Il Comitato europeo per la prevenzione della tortura e delle pene o trattamenti inumani o degradanti (Committee for the Prevention of Torture, CPT), un organo del Consiglio d’Europa, ha denunciato nel suo ultimo rapporto le condizioni di vita dei migranti trattenuti in quattro Centri di permanenza per il rimpatrio (Cpr) italiani: Milano, Gradisca d’Isonzo (Gorizia), Potenza e Roma.
Come avevano già fatto il progetto “Chiusi dentro. Dall’alto” di PlaceMarks, Altreconomia e RiVolti ai Balcani, il CPT ha criticato la struttura simil-carceraria dei centri, con schermi a tripla maglia metallica alle finestre e cortili recintati da gabbie.
È stata evidenziata inoltre la carenza di attività di natura propositiva, di cibo di qualità e di prodotti per la toilette, oltre alla scarsa manutenzione dei servizi igienici.
Il rapporto ha segnalato l’uso eccessivo della forza da parte del personale di polizia a seguito di atti di disturbo o di vandalismo nei centri, unitamente all’assenza di un monitoraggio rigoroso e indipendente di tali interventi e delle lesioni subite dalle persone detenute.

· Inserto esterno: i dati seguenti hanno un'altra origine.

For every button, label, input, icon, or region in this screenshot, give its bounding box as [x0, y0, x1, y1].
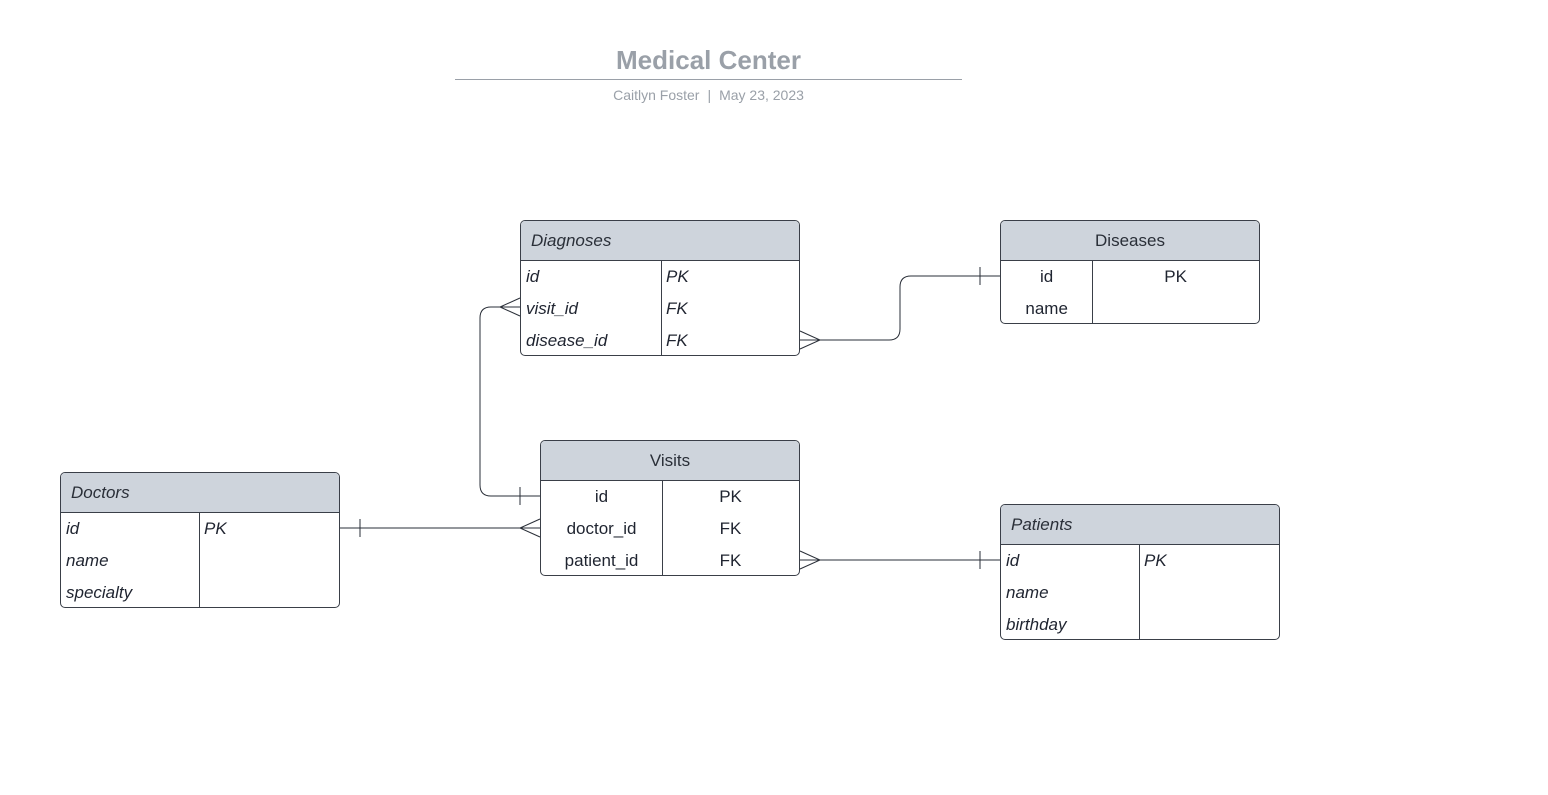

Secondo il CPT sono le restrizioni securitarie sproporzionate, la mancanza di valutazione delle vulnerabilità individuali e la carenza di attività per occupare il tempo a portare a episodi violenti.
È stata anche documentata la sovra-prescrizione di psicofarmaci: la proporzione di detenuti a cui ne è prescritto almeno un tipo è 46,7% a Milano, 41% a Roma, 36,5% a Potenza e 34,6% a Gorizia.
A Potenza è stata trovata evidenza di somministrazione di psicofarmaci non prescritti. Un’inchiesta di Altreconomia del 2023 aveva trovato che, rispetto ai centri delle aziende sanitarie locali che prendono in carico le persone senza permesso di soggiorno, l’incidenza della spesa di psicofarmaci rispetto al totale dei farmaci era almeno decine di volte più alta nei Cpr.
Il CPT ha raccomandato la creazione di un corpo specifico di agenti di custodia capaci di riconoscere i segnali di reazione da stress e formati nelle abilità relazionali, un maggiore accesso agli avvocati, ai mediatori culturali e agli psicologi per le persone detenute e la revisione del modello basato su un approccio securitario non proporzionato e carcerario e affidato a enti gestori privati.
È necessario inoltre migliorare l’assistenza sanitaria rivedendo la sovra-prescrizione di psicofarmaci e adottare protocolli strutturati per la prevenzione del suicidio e di atti auto-lesionisti. Infine, i medici che stabiliscono l’idoneità dei migranti a entrare in un Cpr dovrebbero avere conoscenza specifica delle condizioni di vita in una struttura ristretta: la stessa Società italiana di medicina delle migrazioni (Simm) ha lanciato un appello per una presa di coscienza circa il (non) rilascio dell’idoneità.